小学生や中学1、2年生に相対的な成績の出る試験を実施する意味

中1生と中2生に12月に実施した「全県模試」を返却しました。また、今日の午前中は、非受験クラスの小学生のまとめテストを実施しています。こうしたテストの持つ意味についてお話ししたいと思います。

小中学校の成績は絶対評価です。繰り返しお話をしていますが、保護者の方が小中学生だったときは相対評価です。どちらも「5 4 3 2 1」の数字で出されるので違いが判然としませんが、まったく違う評価法です。相対評価は、「評定5は7%」「評定4は24%」「評定3は38%」「評定2は24%」「評定1は7%」と、それぞれの評定の枠が決まっていて、そこに生徒を当てはめていきます。

偏差値との相対ではだいたいこんな感じになります。評定5/偏差値65以上 評定4/偏差値55~65評定3/偏差値45~55 評定2/偏差値35~45 評定1/偏差値35以下

こうした評定をつけるために、昔の学校の定期試験は「正規分布」させるように作られていました。中央に山があって左と右に行くにしたがって値が小さくなるグラフです。したがって出題される問題も、易しい問題から難しい問題まであって、先生方は「どれだけ正規分布させるか」に苦心した問題づくりをしたものです。昔は「オール3は真ん中の成績」、つまり平均的な成績といえたのでした。

それが、今は絶対評価です。

絶対評価は「生徒が目標に対してどれだけそれを実現できたか」を評価するものです。人数ではなく各教科ごとの到達度の目標に応じてつけられます。極端な話し、全員が目標に到達していれば全員が5で良いですし、逆にひとりも到達していなければ5が0人でも良いわけです。また、絶対評価では、テストの点数だけではなく、授業態度や提出物なども評価の対象となります。テストが100点であっても、提出物などがなければ4になるのです。

さて、相対評価から絶対評価に変わって、それぞれの評定はどのぐらいの人数配分になっているのでしょうか。残念なことに、神奈川県はそうしたデータを以前は公表していたのですが、今は出していません。東京都と千葉県のものを参考にしてください。

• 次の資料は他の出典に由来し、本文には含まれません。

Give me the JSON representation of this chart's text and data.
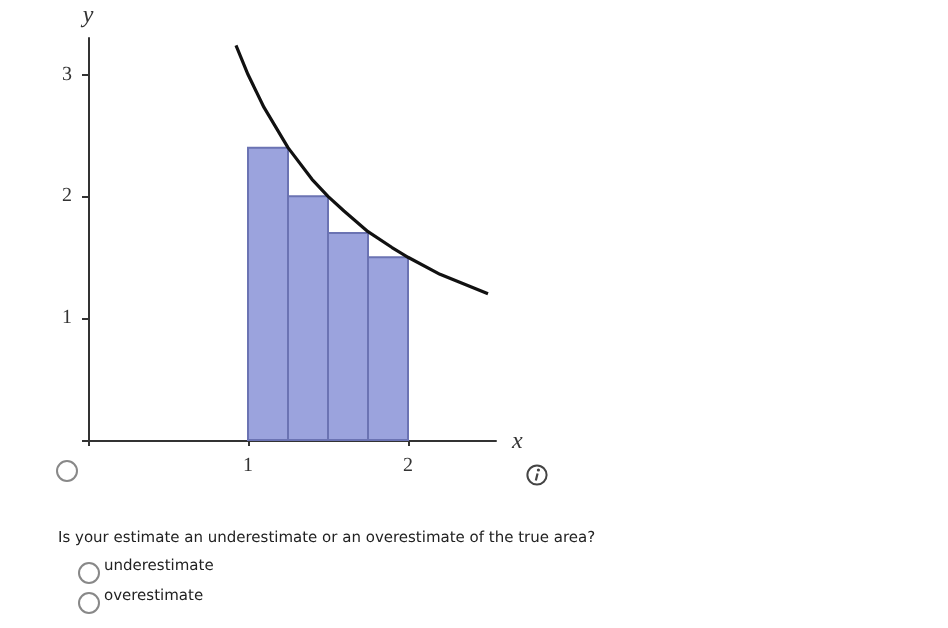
{
  "chart_data": {
    "type": "bar",
    "xlabel": "x",
    "ylabel": "y",
    "x": [
      1.125,
      1.375,
      1.625,
      1.875
    ],
    "series": [
      {
        "color": "#9ba3dd",
        "values": [
          2.4,
          2.0,
          1.7,
          1.5
        ]
      },
      {
        "type": "line",
        "color": "#111111",
        "x": [
          0.925,
          1,
          1.1,
          1.25,
          1.4,
          1.5,
          1.6,
          1.75,
          1.9,
          2,
          2.2,
          2.35,
          2.5
        ],
        "values": [
          3.24,
          3,
          2.73,
          2.4,
          2.14,
          2,
          1.88,
          1.71,
          1.58,
          1.5,
          1.36,
          1.28,
          1.2
        ]
      }
    ],
    "xlim": [
      0,
      2.55
    ],
    "ylim": [
      0,
      3.3
    ],
    "xticks": [
      {
        "value": 0,
        "label": null
      },
      1,
      2
    ],
    "yticks": [
      {
        "value": 0,
        "label": null
      },
      1,
      2,
      3
    ],
    "grid": false,
    "marker": "none",
    "line_style": "solid",
    "annotations": [
      "Is your estimate an underestimate or an overestimate of the true area?",
      "underestimate",
      "overestimate"
    ]
  }
}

東京都 https://www.kyoiku.metro.tokyo.lg.jp/press/press_release/2020/release20200326_05.html

千葉県 https://www.pref.chiba.lg.jp/kyouiku/shidou/press/2020/koukounyuushi/documents/r2cyousasyohyouteicyousakekka.pdf

相対評価の時とはまったく違いますね。評定5から3までに8割以上の生徒が入っています。つまり「オール3は真ん中の成績」とはまったくいえなくなっているわけです。わたしは絶対評価はよい成績の出し方だと考えています。ただ、入試は「相対評価」です。1点でも得点が上の生徒が合格します。昔は学校の評価と入試の結果にそれほどの乖離はありませんでした。それが、絶対評価の今は大きく違うことも出てくるようになっています。

学校の成績が「オール5」だとしても、県の高校入試で6割ぐらいしか得点がとれない、なんてことをよく見かけます。学校の成績は「細かい目標に対しての到達度」ですから、こつこつ積み上げる子には有利なのです。そして、そうした子が「正規分布する入試問題」で得点がとれるとは限らないのです。

なにが言いたいのか。

保護者の方は、学校の成績だけでなく、相対的な子どもの学力を知っておく必要がある、ということです。

コツコツ積み上げるのタイプなのであれば、高校入試も、大学入試も「推薦系」の入試にのぞめば良いわけですし、「実力勝負型」であれば「一般入試」で勝負をしていけば良いのです。つまり、今どきの入試は、高校入試も大学入試も一本道ではなく多岐にとんでいるので、子どものタイプに合わせた受験をすればよい、ということです。そのためにも「絶対評価」だけでなく「相対評価」も知っておきましょう、というお話でした。